Prompt weighting
Prompt weighting provides a way to emphasize or de-emphasize certain parts of a prompt, allowing for more control over the generated image. A prompt can include several concepts, which gets turned into contextualized text embeddings. The embeddings are used by the model to condition its cross-attention layers to generate an image (read the Stable Diffusion blog post to learn more about how it works).
Prompt weighting works by increasing or decreasing the scale of the text embedding vector that corresponds to its concept in the prompt because you may not necessarily want the model to focus on all concepts equally. The easiest way to prepare the prompt-weighted embeddings is to use Compel, a text prompt-weighting and blending library. Once you have the prompt-weighted embeddings, you can pass them to any pipeline that has a prompt_embeds
(and optionally negative_prompt_embeds
) parameter, such as StableDiffusionPipeline, StableDiffusionControlNetPipeline, and StableDiffusionXLPipeline.

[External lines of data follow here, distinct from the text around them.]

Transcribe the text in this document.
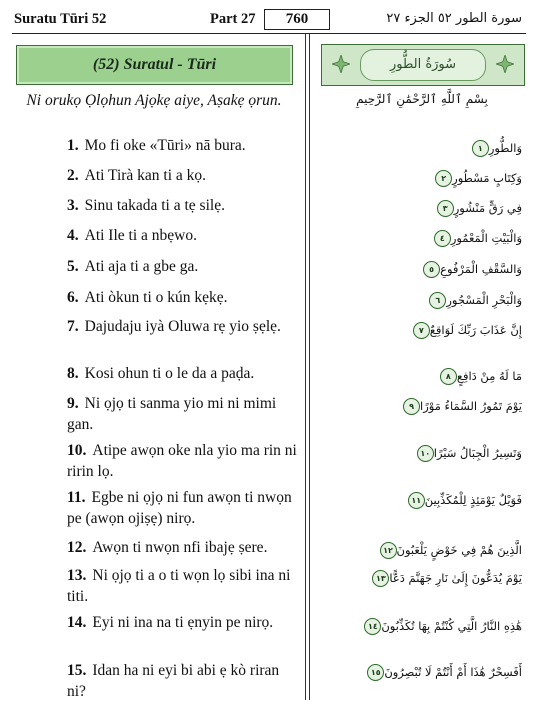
Suratu Tūri 52	Part 27	760	سورة الطور ٥٢ الجزء ٢٧
(52) Suratul - Tūri	سُورَةُ الطُّورِ
Ni orukọ Ọlọhun Ajọkẹ aiye, Aṣakẹ ọrun.	بِسْمِ ٱللَّهِ ٱلرَّحْمَٰنِ ٱلرَّحِيمِ
1. Mo fi oke «Tūri» nā bura.
2. Ati Tirà kan ti a kọ.
3. Sinu takada ti a tẹ silẹ.
4. Ati Ile ti a nbẹwo.
5. Ati aja ti a gbe ga.
6. Ati òkun ti o kún kẹkẹ.
7. Dajudaju iyà Oluwa rẹ yio ṣẹlẹ.
8. Kosi ohun ti o le da a paḍa.
9. Ni ọjọ ti sanma yio mi ni mimi gan.
10. Atipe awọn oke nla yio ma rin ni ririn lọ.
11. Egbe ni ọjọ ni fun awọn ti nwọn pe (awọn ojiṣẹ) nirọ.
12. Awọn ti nwọn nfi ibajẹ ṣere.
13. Ni ọjọ ti a o ti wọn lọ sibi ina ni titi.
14. Eyi ni ina na ti ẹnyin pe nirọ.
15. Idan ha ni eyi bi abi ẹ kò riran ni?
وَالطُّورِ١
وَكِتَابٍ مَسْطُورٍ٢
فِي رَقٍّ مَنْشُورٍ٣
وَالْبَيْتِ الْمَعْمُورِ٤
وَالسَّقْفِ الْمَرْفُوعِ٥
وَالْبَحْرِ الْمَسْجُورِ٦
إِنَّ عَذَابَ رَبِّكَ لَوَاقِعٌ٧
مَا لَهُ مِنْ دَافِعٍ٨
يَوْمَ تَمُورُ السَّمَاءُ مَوْرًا٩
وَتَسِيرُ الْجِبَالُ سَيْرًا١٠
فَوَيْلٌ يَوْمَئِذٍ لِلْمُكَذِّبِينَ١١
الَّذِينَ هُمْ فِي خَوْضٍ يَلْعَبُونَ١٢
يَوْمَ يُدَعُّونَ إِلَىٰ نَارِ جَهَنَّمَ دَعًّا١٣
هَٰذِهِ النَّارُ الَّتِي كُنْتُمْ بِهَا تُكَذِّبُونَ١٤
أَفَسِحْرٌ هَٰذَا أَمْ أَنْتُمْ لَا تُبْصِرُونَ١٥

If your favorite pipeline doesn’t have a prompt_embeds
parameter, please open an issue so we can add it!
This guide will show you how to weight and blend your prompts with Compel in 🤗 Diffusers.
Before you begin, make sure you have the latest version of Compel installed:
# uncomment to install in Colab
#!pip install compel --upgrade
For this guide, let’s generate an image with the prompt "a red cat playing with a ball"
using the StableDiffusionPipeline:
from diffusers import StableDiffusionPipeline, UniPCMultistepScheduler
import torch
pipe = StableDiffusionPipeline.from_pretrained("CompVis/stable-diffusion-v1-4", use_safetensors=True)
pipe.scheduler = UniPCMultistepScheduler.from_config(pipe.scheduler.config)
prompt = "a red cat playing with a ball"
generator = torch.Generator(device="cpu").manual_seed(33)
image = pipe(prompt, generator=generator, num_inference_steps=20).images[0]
image
Weighting
You’ll notice there is no “ball” in the image! Let’s use compel to upweight the concept of “ball” in the prompt. Create a Compel
object, and pass it a tokenizer and text encoder:
from compel import Compel
compel_proc = Compel(tokenizer=pipe.tokenizer, text_encoder=pipe.text_encoder)
compel uses +
or -
to increase or decrease the weight of a word in the prompt. To increase the weight of “ball”:
+
corresponds to the value 1.1
, ++
corresponds to 1.1^2
, and so on. Similarly, -
corresponds to 0.9
and --
corresponds to 0.9^2
. Feel free to experiment with adding more +
or -
in your prompt!
prompt = "a red cat playing with a ball++"
Pass the prompt to compel_proc
to create the new prompt embeddings which are passed to the pipeline:
prompt_embeds = compel_proc(prompt)
generator = torch.manual_seed(33)
image = pipe(prompt_embeds=prompt_embeds, generator=generator, num_inference_steps=20).images[0]
image
To downweight parts of the prompt, use the -
suffix:
prompt = "a red------- cat playing with a ball"
prompt_embeds = compel_proc(prompt)
generator = torch.manual_seed(33)
image = pipe(prompt_embeds=prompt_embeds, generator=generator, num_inference_steps=20).images[0]
image
You can even up or downweight multiple concepts in the same prompt:
prompt = "a red cat++ playing with a ball----"
prompt_embeds = compel_proc(prompt)
generator = torch.manual_seed(33)
image = pipe(prompt_embeds=prompt_embeds, generator=generator, num_inference_steps=20).images[0]
image
Blending
You can also create a weighted blend of prompts by adding .blend()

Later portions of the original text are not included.